Having thus dispossessed the officers of the government of the goods, without payment of duties, and seized and secured them by the strong arm of the State, only one thing more remains to be done, and that is, to cut off all possibility of legal redress; and that, too, is accomplished, or thought to be accomplished. The ordinance declares, that all judicial proceedings, founded on the revenue laws (including, of course, proceedings in the courts of the United States), shall be null and void. This nullifies the judicial power of the United States. Then comes the test-oath act. This requires all State judges and jurors in the State courts to swear that they will execute the ordinance, and all acts of the legislature passed in pursuance thereof.
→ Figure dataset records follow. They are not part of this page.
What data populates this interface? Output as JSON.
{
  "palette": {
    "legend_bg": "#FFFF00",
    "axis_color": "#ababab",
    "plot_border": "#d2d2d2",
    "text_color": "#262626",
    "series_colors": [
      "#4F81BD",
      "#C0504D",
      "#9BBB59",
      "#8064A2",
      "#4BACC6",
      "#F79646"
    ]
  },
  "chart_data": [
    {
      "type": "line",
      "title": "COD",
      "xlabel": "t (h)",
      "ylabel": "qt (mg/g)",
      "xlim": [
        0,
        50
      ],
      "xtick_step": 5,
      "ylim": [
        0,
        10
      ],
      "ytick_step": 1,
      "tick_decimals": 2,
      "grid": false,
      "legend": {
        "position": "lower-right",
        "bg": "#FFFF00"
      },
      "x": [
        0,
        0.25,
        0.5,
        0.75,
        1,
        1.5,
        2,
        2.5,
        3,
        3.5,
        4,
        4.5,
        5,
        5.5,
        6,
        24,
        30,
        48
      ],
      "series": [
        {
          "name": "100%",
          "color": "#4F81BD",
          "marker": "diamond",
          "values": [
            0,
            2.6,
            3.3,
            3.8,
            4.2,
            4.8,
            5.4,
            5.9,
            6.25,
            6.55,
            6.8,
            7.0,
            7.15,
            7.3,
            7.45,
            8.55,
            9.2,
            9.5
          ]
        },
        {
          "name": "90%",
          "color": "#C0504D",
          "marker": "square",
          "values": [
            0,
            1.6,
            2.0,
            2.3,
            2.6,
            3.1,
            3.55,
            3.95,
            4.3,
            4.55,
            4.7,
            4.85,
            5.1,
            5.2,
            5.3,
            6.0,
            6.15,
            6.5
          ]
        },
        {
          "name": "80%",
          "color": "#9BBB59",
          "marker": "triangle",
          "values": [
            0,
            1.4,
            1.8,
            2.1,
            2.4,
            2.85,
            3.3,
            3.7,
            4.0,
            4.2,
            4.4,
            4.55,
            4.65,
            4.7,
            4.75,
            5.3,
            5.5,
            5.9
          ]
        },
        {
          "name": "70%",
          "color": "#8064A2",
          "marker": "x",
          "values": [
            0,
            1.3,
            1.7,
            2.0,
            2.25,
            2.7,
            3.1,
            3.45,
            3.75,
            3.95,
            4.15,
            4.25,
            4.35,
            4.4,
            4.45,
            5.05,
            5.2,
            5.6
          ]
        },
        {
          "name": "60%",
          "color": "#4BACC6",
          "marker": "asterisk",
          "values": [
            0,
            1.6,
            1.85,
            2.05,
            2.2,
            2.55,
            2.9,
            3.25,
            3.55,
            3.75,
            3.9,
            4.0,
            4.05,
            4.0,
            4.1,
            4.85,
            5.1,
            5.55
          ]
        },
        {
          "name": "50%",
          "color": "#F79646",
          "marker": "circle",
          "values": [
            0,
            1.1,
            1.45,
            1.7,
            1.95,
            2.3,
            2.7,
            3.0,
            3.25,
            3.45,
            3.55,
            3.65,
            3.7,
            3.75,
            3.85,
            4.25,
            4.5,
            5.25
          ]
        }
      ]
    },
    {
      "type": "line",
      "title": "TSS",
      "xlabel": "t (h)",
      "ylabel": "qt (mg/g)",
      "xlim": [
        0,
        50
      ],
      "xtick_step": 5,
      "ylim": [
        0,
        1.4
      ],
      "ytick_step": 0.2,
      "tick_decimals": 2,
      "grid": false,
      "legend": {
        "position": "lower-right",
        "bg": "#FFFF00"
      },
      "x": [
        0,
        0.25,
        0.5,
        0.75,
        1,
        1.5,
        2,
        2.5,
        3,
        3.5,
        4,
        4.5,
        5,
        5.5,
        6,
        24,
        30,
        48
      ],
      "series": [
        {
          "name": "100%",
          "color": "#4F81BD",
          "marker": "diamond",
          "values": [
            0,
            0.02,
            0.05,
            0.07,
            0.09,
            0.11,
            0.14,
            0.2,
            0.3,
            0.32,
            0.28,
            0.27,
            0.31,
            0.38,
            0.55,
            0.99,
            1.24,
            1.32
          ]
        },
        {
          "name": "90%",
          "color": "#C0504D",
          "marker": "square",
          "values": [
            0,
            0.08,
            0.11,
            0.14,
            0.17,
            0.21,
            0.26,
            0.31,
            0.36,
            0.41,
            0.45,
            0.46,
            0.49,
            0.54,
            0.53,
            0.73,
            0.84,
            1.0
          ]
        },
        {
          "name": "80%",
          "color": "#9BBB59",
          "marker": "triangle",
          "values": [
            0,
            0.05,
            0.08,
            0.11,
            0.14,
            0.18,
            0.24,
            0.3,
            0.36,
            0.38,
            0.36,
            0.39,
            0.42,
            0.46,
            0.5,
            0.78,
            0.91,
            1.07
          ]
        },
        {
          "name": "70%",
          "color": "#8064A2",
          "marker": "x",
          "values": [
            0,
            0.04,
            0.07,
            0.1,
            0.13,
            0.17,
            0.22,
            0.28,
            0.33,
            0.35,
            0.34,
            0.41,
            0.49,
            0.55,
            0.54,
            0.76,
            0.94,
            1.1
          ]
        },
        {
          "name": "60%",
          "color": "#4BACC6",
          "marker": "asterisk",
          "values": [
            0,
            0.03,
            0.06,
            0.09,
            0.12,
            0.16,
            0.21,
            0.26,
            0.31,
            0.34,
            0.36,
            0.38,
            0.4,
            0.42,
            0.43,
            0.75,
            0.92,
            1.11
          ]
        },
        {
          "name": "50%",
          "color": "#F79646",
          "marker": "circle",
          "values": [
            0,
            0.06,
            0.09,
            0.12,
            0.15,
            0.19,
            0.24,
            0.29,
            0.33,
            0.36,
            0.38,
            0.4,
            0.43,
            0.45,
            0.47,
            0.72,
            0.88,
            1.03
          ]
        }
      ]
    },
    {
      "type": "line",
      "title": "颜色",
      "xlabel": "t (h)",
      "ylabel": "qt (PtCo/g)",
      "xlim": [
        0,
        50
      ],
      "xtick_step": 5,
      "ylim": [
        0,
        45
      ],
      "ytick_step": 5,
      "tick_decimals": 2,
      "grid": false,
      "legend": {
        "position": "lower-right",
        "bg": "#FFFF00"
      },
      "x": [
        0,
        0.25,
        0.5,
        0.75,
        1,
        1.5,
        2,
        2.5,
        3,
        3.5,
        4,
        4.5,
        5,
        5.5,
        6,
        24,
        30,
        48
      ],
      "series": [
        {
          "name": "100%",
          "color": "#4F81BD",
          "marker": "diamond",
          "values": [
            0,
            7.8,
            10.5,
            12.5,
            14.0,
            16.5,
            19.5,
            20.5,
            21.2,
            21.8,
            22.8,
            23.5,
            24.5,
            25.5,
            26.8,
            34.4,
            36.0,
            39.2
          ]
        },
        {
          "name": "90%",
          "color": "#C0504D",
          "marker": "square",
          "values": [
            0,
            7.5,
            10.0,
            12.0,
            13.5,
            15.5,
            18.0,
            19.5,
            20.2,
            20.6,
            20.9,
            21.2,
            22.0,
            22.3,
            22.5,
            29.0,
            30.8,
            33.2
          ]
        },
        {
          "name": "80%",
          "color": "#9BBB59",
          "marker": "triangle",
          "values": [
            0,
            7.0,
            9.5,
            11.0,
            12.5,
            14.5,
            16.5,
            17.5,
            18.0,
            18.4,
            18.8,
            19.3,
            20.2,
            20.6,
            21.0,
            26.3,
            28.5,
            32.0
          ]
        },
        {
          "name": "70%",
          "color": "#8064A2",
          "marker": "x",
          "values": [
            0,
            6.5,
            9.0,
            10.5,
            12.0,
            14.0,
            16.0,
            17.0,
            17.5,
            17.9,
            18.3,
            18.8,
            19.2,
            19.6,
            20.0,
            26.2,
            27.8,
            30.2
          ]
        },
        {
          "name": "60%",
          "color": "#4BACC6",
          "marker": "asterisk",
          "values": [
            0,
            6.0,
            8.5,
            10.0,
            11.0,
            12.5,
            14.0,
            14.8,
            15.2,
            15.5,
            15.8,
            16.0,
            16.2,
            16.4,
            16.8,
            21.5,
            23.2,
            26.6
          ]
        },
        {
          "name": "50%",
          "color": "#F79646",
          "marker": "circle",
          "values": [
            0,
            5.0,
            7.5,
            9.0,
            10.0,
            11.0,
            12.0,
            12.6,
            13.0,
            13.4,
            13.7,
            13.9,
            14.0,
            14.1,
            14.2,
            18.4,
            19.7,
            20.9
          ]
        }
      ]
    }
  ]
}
The ordinance declares, that no appeal shall be allowed from the decision of the State courts to the Supreme Court of the United States; and the replevin act makes it an indictable offence for any clerk to furnish a copy of the record, for the purpose of such appeal.
The two principal provisions on which South Carolina relies, to resist the laws of the United States, and nullify the authority of this government, are, therefore, these:—
1. A forcible seizure of goods, before duties are paid or secured, by the power of the State, civil and military.
2. The taking away, by the most effectual means in her power, of all legal redress in the courts of the United States; the confining of judicial proceedings to her own State tribunals; and the compelling of her judges and jurors of these her own courts to take an oath, beforehand, that they will decide all cases according to the ordinance, and the acts passed under it; that is, that they will decide the cause one way. They do not swear to try it, on its own merits; they only swear to decide it as nullification requires.
The character, Sir, of these provisions defies comment. Their object is as plain as their means are extraordinary. They propose direct resistance, by the whole power of the State, to laws of Congress, and cut off, by methods deemed adequate, any redress by legal and judicial authority. They arrest legislation, defy the executive, and banish the judicial power of this government. They authorize and command acts to be done, and done by force, both of numbers and of arms, which, if done, and done by force, are clearly acts of rebellion and treason.
Such, Sir, are the laws of South Carolina; such, Sir, is the peaceable remedy of nullification. Has not nullification reached, Sir, even thus early, that point of direct and forcible resistance to law to which I intimated, three years ago, it plainly tended?